In November last year, South African Jolandie Rust, at age 29, became the first woman to travel around Africa on a motorbike solo.
Over 40,000km across 25 African countries on a BMW 650 GS Dakar, her adventure started in the southern tip of Cape Agulhas in April 2012, headed along the continent’s western perimeter, to its most northern point in Tunisia. From there she made her way through Libya, Egypt and Sudan during a period of heightened civil unrest, and back down across the continent’s eastern rim, arriving at her starting point 20 months later.
Her experience left her with insight into travelling African borders, some strong thoughts on foreign media coverage, and an archive of beautiful and wacky stories to last her a life time.
Conflict states: perception vs reality
Between 2011 and 2013, a number of African countries were embroiled in conflict and civil wars that deemed them unstable and unsafe for foreigners. But according to Rust, the images that might appear on foreign media do not always represent the reality on the ground.
Mali was the first “conflict” African country she hit, with 2012 seeing the rise of militant rebels in the north and Malian President Amadou Toumani Touré being ousted in a coup d’état.
She admits she was nervous about entering the country, especially since a South African had recently been taken hostage in Timbuktu.

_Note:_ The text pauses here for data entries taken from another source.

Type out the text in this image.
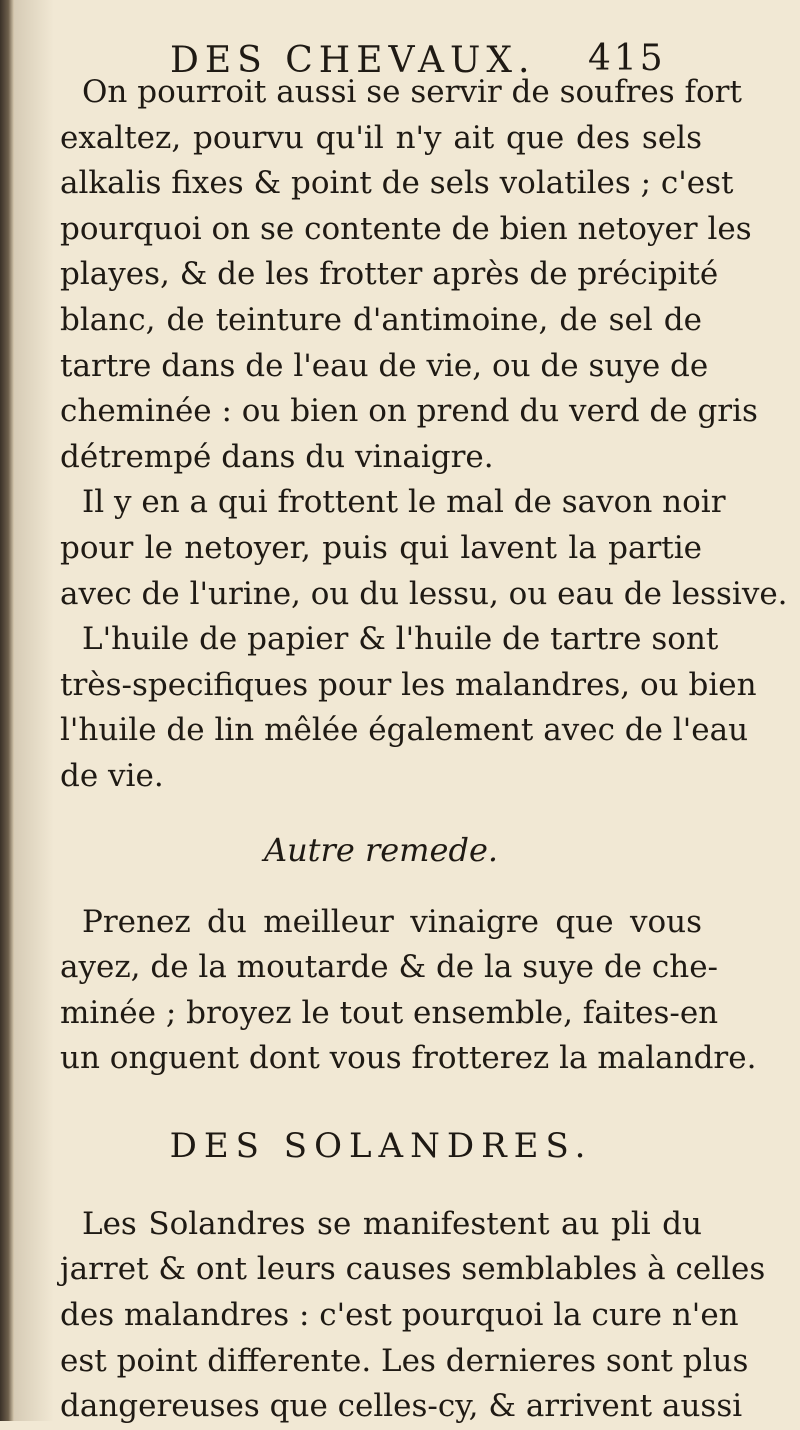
DES CHEVAUX. 415
On pourroit aussi se servir de soufres fort
exaltez, pourvu qu'il n'y ait que des sels
alkalis fixes & point de sels volatiles ; c'est
pourquoi on se contente de bien netoyer les
playes, & de les frotter après de précipité
blanc, de teinture d'antimoine, de sel de
tartre dans de l'eau de vie, ou de suye de
cheminée : ou bien on prend du verd de gris
détrempé dans du vinaigre.
Il y en a qui frottent le mal de savon noir
pour le netoyer, puis qui lavent la partie
avec de l'urine, ou du lessu, ou eau de lessive.
L'huile de papier & l'huile de tartre sont
très-specifiques pour les malandres, ou bien
l'huile de lin mêlée également avec de l'eau
de vie.
Autre remede.
Prenez du meilleur vinaigre que vous
ayez, de la moutarde & de la suye de che-
minée ; broyez le tout ensemble, faites-en
un onguent dont vous frotterez la malandre.
DES SOLANDRES.
Les Solandres se manifestent au pli du
jarret & ont leurs causes semblables à celles
des malandres : c'est pourquoi la cure n'en
est point differente. Les dernieres sont plus
dangereuses que celles-cy, & arrivent aussi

However, she decided to try and travel through southern Mali as quickly as possible. “So I went from Ivory Coast to Mali and ended up loving it so much that I stayed there for a month.”
While northern Mali and Timbuktu were in conflict, she could see no real impact in the south, with the general public “just going about their normal lives”.
Sudan was another country deemed as “dangerous” but according to Rust it was the country she actually felt the safest. “It was the one country I knew I could leave my bike in the street, with all my belongings on it and the keys in the ignition, and no one would touch it,” she highlighted. “And people treated me with the greatest of respect, and every now and then I was offered food or a place to stay.”
However, some media reports she had seen about Sudan did not seem to depict what she saw on the ground. “I remember seeing on the news that the situation is bad in Khartoum. And when I arrived there, nothing was happening. There is an impression you get from the news, but when you actually get there you [realise that] is not what is going on.”
One of Rust’s most surreal moments was arriving in Libya to a greeting of gunfire.
“A bunch of bikers from Tripoli had come to surprise me at the border and welcome me into the country which was awesome. But as we left the border towards Tripoli, there was a guy on the back of a truck wearing an AK-47 and he started shooting rounds off into the air as a way of welcoming me into the country. Everyone’s eyes just focused on me to see how I would react. And I remember thinking, ‘as long as he is not aiming at me, it’s fine’.”
Egypt was also undergoing civil unrest, regime changes and protests when Rust entered the country in 2013, and the effect was far more apparent. For starters, there was a 7pm curfew and she was told that she could only travel through Egypt with an armed escort, which she managed to ditch after learning the police where targets for attacks.
While the presence of tanks and barbed wire barricades revealed turmoil in Cairo, Rust explained that people seemed to be trying to go about their normal lives. “I felt pretty fine walking around. I even rode around on my own in Cairo. People were freaking out back home saying: ‘You are insane, you can’t do that, get out!’.”
She felt like the only tourist in the country, and it wasn’t long before the government caught on that she was travelling through Egypt. “They kind of started using me to almost market the country and show people that Egypt is fine to visit. Just see this girl riding through it alone.”
As she made her way through towns towards Sudan, she met government officials to attend press conferences and was even presented with medals. “It was insane. It’s like something that happens in movies… I was being treated like some kind of royal.”
The best and worst borders
According to Rust, the West African borders were some of the most difficult to cross. In comparison, the East African borders were “like a piece of cake”.
Her longest border stay, however, was entering Egypt through Libya, which took nine hours – mainly due to the conflict in both countries. And the shortest? Entering Swaziland from Mozambique. “There was almost no one at that border, so it took me just five minutes to cross.”
Cheapest and most expensive countries to backpack
While Angola is said to be one of the most expensive countries in the world for tourists and expats, Rust said it depends on how one travels. While cycling through it in 2011, she avoided high accommodation costs by camping in the bush and buying food from local markets, considerably less expensive than supermarkets.